Edited by Fernando Martínez-Gil and Sonia Colina
[Linguistik Aktuell/Linguistics Today 99] 2006
► pp. 497–524
Acquistion of syllable structure in Spanish
This paper examines the emergence and gradual spreading of syllable structures in Spanish from the perspective of Optimality Theory. Data from five children of the CHILDES project is analyzed and it is found that the different syllabic structures emerge in a consistent pattern that describes four stages (1) V, CV, (2) VC, CVC, (3) CGV, CGVC, and (4) CCV. The descriptive analysis also points out that this process of acquisition is gradual and that the frequency of syllable structures in the ambient language influences the order of acquisition.
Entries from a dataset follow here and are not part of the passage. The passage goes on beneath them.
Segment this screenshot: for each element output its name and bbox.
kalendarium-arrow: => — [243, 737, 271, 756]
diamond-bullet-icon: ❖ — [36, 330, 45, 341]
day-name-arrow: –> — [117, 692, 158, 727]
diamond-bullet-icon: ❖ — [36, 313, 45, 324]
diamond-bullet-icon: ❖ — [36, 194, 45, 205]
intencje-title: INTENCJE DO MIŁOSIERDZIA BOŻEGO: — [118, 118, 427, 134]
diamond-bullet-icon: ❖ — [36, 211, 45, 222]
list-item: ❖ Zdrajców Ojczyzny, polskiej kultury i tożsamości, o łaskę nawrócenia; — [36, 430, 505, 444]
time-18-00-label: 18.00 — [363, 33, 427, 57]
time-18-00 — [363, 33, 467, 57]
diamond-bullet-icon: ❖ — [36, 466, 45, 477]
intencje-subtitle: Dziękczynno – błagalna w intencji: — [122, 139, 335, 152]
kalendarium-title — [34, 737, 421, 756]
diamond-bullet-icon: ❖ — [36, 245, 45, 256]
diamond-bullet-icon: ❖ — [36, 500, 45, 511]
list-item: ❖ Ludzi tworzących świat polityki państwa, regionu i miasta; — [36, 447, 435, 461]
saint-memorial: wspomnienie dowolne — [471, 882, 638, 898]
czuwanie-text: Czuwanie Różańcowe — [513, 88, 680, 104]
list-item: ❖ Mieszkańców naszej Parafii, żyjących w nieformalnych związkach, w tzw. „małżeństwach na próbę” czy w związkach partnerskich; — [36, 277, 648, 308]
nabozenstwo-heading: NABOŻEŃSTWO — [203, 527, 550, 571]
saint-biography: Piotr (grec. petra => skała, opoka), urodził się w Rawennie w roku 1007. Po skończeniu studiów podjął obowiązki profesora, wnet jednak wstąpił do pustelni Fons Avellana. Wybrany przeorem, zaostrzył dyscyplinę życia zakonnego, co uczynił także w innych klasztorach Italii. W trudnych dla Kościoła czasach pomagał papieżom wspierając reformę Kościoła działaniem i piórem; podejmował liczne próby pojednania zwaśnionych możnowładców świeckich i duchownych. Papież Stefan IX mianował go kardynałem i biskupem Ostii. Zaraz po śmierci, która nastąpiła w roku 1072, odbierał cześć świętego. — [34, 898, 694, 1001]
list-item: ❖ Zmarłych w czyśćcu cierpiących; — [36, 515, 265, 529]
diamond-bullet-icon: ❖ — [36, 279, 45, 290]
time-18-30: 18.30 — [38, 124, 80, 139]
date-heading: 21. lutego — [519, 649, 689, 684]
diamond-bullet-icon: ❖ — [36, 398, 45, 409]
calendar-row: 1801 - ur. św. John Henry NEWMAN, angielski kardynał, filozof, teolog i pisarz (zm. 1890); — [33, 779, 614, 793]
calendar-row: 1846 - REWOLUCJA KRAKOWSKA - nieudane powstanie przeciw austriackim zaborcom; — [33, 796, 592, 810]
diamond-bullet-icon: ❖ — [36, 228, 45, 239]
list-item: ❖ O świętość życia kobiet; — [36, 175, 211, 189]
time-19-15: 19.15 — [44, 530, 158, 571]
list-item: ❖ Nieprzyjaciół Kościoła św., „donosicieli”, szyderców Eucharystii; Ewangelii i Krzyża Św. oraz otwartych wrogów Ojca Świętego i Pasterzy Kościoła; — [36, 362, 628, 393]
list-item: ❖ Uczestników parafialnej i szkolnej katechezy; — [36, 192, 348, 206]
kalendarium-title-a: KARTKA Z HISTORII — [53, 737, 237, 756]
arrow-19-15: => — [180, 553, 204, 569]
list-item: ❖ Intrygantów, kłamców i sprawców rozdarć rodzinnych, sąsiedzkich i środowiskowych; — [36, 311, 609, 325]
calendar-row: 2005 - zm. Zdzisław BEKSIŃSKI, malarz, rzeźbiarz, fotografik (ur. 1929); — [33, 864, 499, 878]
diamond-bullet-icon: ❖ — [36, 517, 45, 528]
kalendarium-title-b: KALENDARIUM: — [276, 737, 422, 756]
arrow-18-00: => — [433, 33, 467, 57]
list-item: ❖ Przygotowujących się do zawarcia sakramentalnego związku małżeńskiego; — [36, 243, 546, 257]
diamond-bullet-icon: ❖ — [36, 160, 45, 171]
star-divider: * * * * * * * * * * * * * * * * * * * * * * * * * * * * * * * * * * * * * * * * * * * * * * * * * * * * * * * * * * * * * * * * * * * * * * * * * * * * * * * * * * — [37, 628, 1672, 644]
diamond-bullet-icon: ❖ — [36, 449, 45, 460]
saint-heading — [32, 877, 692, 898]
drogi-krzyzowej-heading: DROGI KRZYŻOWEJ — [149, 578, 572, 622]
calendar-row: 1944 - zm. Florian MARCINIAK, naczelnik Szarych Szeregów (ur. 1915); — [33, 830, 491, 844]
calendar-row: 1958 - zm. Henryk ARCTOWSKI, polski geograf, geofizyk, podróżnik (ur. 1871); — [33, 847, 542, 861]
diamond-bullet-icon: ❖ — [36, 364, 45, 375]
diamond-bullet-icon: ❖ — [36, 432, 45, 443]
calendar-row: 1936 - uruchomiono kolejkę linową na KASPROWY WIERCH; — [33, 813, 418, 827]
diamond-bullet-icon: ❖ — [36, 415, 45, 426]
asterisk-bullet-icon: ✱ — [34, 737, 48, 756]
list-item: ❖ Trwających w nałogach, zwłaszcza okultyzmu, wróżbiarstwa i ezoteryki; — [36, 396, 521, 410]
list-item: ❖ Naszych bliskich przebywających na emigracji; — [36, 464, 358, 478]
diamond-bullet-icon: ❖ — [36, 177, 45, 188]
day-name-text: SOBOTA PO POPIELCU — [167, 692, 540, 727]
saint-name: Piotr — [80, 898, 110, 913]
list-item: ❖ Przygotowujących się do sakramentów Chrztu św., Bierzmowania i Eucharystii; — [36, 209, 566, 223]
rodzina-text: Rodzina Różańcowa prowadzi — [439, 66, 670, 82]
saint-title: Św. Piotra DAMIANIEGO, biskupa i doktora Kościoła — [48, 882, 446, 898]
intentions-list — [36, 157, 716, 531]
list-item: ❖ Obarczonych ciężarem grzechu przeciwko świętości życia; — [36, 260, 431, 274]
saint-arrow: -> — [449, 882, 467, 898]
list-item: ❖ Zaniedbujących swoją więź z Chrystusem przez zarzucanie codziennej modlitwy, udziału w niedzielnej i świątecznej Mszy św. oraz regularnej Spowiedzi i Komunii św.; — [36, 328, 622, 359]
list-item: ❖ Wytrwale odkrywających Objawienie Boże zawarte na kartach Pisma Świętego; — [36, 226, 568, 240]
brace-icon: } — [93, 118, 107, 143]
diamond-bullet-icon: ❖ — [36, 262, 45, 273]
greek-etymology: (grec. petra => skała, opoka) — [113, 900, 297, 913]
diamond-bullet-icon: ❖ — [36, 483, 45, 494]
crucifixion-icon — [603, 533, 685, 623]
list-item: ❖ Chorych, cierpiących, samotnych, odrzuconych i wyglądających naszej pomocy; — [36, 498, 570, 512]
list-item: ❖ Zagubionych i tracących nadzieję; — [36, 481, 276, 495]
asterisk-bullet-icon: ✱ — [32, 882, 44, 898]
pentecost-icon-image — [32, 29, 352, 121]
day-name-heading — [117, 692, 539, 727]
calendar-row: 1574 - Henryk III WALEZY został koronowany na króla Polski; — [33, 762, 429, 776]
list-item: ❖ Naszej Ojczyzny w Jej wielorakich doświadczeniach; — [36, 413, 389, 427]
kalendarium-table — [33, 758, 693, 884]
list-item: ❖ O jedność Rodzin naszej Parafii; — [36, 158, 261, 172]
For instance, onsetless syllables in the first stage instead of a period of CV-only syllables can be justified in Spanish by taking into account the frequency of these types of syllables in the adult model. The formal analysis is presented in two sections. One discusses the Constraint Demotion Algorithm according to which acquisition can be captured through constraint demotion. The fact that the Constraint Demotion Algorithm cannot account for the progression from emergence to acquisition, as well as the fact that there is variation during the same stage in general and in the same individual producing different outputs, is a weakness of the Constraint Demotion Algorithm and motivates proposing a new alternative analysis using the Gradual Algorithm Constraint. This model results in a better account not only of the gradual process of learning, but also the individual variation of the same individual in a given stage.